Mr. MOREHEAD, of Kentucky:—I am opposed to this amendment upon every ground. I would rather see some direct scheme of emancipation adopted and inserted in the Constitution. Adopt this amendment, and the result is inevitable. It would amount to emancipation upon the largest possible scale. Our slaves would escape, you would rescue and pay for them, and that would be the end of them. Why not leave it to Congress to pass the necessary laws upon this subject? The adoption of this amendment would destroy all hope that our labors would be acceptable to the South. I say again, we had better establish emancipation at once.
Mr. DENT:—If this amendment is to be adopted, I hope we shall at the same time reconsider the vote by which we rejected the amendment of the gentleman from North Carolina, requiring the payment by the county, city, or town wherein the slave is rescued from the custody of the law. This provision would make the General Government pay for the crimes of a few citizens in one section. In that case the General Government ought to own the negro. It has paid for him, and the property in him ought to be transferred.
Mr. WILMOT:—There is nothing in this. We do not wish to have the Government own the negro. It is bad enough to have individuals own slaves. We do not propose to turn the Government into an extensive slave owner.
But let me ask the gentleman seriously, who is to own the negro, in such a case, after he has been paid for? Certainly not the former owner, because his right is gone. This amendment only states a conclusion of law; the right of the owner being gone, the negro is free.
Mr. CHASE:—I think a single word will settle this. By the Constitution as it now stands, the escaped fugitive is not discharged from service or labor. The original section, as proposed, requires that the slave should be paid for, when he is rescued. Now, he might be rescued three or four times. Shall he be paid for as often? Do gentlemen claim that his owner shall receive compensation more than once? I cannot see why gentlemen interested in slavery should object to this amendment.
Mr. RIVES:—I think if gentlemen would look at this proposition seriously, there would be no difference of opinion among us. Such a proposition would foist into the Constitution a most injurious, pernicious, and troublesome doctrine. By the most ultra abolitionists of the free States the power of emancipating our slaves has been disclaimed. From the organization of the Government, no such right has been claimed by any respectable party or body of men. The question arose in the first Congress, I think, upon the petition of the Quakers of Pennsylvania. It was decided almost unanimously against the power, even when exercised by Congress. But there is no need of multiplying or citing precedents. From that time to this, no political party has claimed the power of emancipation. Such is the universal doctrine now.

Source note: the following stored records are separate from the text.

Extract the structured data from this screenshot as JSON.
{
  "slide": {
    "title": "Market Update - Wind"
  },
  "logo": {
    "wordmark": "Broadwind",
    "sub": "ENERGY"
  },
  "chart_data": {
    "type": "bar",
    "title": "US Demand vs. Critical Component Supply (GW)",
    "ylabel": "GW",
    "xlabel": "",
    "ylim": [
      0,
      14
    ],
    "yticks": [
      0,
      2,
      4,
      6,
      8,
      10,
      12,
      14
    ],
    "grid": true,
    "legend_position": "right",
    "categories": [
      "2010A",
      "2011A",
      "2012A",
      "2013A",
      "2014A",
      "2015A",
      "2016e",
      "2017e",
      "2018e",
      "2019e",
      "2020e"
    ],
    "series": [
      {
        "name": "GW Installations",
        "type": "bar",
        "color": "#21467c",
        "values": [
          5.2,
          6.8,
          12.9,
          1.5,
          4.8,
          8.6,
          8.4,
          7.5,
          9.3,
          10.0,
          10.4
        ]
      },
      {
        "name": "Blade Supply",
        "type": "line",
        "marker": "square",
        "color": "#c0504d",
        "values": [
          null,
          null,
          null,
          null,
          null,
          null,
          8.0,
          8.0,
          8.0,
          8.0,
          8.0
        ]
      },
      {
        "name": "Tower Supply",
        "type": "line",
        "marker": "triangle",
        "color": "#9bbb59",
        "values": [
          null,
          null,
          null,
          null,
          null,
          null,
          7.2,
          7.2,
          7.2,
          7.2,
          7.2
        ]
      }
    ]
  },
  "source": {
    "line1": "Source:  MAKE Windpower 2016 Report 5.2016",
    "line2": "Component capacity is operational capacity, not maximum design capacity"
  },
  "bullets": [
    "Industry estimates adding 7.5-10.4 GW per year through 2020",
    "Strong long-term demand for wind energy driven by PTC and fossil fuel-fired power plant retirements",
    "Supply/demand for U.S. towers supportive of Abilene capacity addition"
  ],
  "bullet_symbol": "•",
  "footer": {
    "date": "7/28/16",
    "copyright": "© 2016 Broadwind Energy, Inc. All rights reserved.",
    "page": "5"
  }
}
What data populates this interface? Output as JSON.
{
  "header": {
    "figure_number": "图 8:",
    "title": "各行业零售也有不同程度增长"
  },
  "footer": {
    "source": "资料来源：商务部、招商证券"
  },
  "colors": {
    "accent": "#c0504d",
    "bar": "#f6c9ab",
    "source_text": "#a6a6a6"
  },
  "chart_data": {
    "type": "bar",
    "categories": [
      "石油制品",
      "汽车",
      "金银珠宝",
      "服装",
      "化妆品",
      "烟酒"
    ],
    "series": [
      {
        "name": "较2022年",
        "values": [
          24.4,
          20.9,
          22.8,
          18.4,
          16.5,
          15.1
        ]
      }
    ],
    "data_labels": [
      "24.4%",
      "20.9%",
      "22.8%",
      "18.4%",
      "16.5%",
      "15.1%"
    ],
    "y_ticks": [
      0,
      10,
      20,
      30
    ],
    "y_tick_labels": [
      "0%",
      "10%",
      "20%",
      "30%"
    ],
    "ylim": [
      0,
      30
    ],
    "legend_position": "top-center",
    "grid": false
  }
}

The right to abolish slavery in the District of Columbia is now claimed by some. I think that is the doctrine of Mr. Chase. But upon what argument is it founded? Simply this: That the States, by the act of cession, have surrendered this power to Congress. This is the only argument I have ever heard in favor of the right, even in the District.
But this amendment proposes a most comprehensive scheme of emancipation. It accomplishes emancipation in every one of the slave States. It amounts to forcible emancipation upon the principle of compensation.
The point has been well stated by gentlemen who have preceded me. Place this in the Constitution, and there is an end of returning fugitives. The very courts will act upon it. They will say that if any one will come forward and pay the value of a slave when arrested, all the requirements of the Constitution are satisfied, and he shall go free.